Les difficultés : pour cette opération de grande ampleur, la difficulté majeure est celle de l'identification des candidats potentiels. Lorsque le conseil général a accepté la mise en oeuvre du contrat d'avenir, l'ANPE a peu de moyens de repérer les demandeurs d'emploi bénéficiaire du RMI (voir point III -B -3). Lorsque le conseil général n'a pas mis en oeuvre le contrat d'avenir ou ne participe pas à cette opération, le recrutement n'a lieu que sur la population des bénéficiaires de l'ASS, de l'API et de l'AAH. Or, d'une part, l'ANPE n'a pas les moyens de repérer tous ces bénéficiaires dans ses fichiers, et, d'autre part, le nombre de candidats potentiels est réduit et parfois même inférieur au nombre de postes proposés. En outre, les pré-requis sur les offres de postes ne permettent pas de proposer tous les candidats.

* 89 Source DGEFP. Le taux élevé de prise en charge sur le CAE résulte de l'application du taux de 90% sur les jeunes.

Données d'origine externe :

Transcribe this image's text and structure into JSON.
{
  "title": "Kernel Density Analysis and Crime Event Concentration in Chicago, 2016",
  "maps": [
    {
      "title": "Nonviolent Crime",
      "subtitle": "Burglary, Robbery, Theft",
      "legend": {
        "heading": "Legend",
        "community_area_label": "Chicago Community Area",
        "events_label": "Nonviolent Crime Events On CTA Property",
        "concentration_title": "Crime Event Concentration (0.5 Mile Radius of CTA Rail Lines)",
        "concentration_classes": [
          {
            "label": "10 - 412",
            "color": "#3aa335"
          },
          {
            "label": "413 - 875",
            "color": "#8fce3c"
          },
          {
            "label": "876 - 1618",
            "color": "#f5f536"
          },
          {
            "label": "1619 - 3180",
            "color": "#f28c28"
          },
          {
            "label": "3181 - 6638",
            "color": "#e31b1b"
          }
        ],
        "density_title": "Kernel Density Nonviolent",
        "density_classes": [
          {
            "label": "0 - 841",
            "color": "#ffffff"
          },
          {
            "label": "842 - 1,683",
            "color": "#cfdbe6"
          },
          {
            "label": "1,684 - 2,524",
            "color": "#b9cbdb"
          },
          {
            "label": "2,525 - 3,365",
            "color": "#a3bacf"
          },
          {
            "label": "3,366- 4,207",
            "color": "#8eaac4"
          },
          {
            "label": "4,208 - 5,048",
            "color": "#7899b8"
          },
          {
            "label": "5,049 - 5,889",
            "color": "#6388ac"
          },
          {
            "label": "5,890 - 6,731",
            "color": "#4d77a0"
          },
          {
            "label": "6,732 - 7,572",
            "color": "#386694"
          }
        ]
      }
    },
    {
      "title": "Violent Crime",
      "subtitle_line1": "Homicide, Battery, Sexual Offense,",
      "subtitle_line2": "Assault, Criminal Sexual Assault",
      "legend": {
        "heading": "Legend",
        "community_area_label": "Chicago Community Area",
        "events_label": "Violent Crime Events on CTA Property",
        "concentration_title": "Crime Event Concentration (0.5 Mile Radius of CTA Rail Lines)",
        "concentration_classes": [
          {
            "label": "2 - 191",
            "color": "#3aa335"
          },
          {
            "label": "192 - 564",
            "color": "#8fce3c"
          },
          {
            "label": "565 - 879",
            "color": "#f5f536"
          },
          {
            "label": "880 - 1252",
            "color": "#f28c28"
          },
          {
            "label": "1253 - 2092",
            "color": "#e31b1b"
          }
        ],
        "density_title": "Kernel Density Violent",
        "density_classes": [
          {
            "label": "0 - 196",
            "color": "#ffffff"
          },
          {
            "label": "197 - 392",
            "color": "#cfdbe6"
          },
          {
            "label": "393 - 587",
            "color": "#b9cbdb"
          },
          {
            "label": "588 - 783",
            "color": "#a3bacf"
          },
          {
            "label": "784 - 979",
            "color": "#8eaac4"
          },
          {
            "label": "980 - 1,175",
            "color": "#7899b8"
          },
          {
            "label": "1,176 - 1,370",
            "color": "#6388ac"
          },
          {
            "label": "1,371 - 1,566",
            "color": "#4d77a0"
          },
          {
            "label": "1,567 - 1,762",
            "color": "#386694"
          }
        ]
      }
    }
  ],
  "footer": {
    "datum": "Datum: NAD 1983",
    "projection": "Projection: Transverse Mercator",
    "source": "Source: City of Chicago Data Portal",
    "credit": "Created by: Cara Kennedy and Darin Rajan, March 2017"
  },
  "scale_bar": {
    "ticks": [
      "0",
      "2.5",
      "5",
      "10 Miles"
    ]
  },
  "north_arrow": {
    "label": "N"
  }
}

* 90 Ainsi la région Nord Pas de Calais qui dispose de la 2 ème plus importante délégation de crédits après l'Ile-de-France avait prévu seulement 2 taux pour le CIE en 2005 et 3 en 2006. En ce qui concerne le CAE, la Région Poitou Charente est passée de 6 taux en 2005 à 9 taux en 2006 alors que la région de Lorraine, dont le montant des crédits alloué est équivalent, est passé de 3 à 5 taux

* 91 Voir tableau infra .

* 92 Cette opération s'inscrit dans le cadre de la mise en oeuvre du Plan national de développement du sport et doit conduire au recrutement d'environ 500 CAE dans le secteur médico-social pour promouvoir le sport pour les personnes handicapées, 350 emplois destinés à promouvoir le rugby sur l'ensemble du territoire et la pratique du sport féminin et 350 emplois pour promouvoir l'éducation et l'insertion par le sport dans les quartiers sensibles. Pour ces derniers emplois, une priorité sera donnée aux demandeurs d'emploi titulaires des diplômes requis et résidant dans les ZUS.

* 93 Instruction du 3 avril 2006 cosignée par le ministère chargé de l'emploi et le ministère de l'éducation nationale et accord cadre ANPE- Ministère de l'éducation nationale, de l'enseignement supérieur et de la recherche.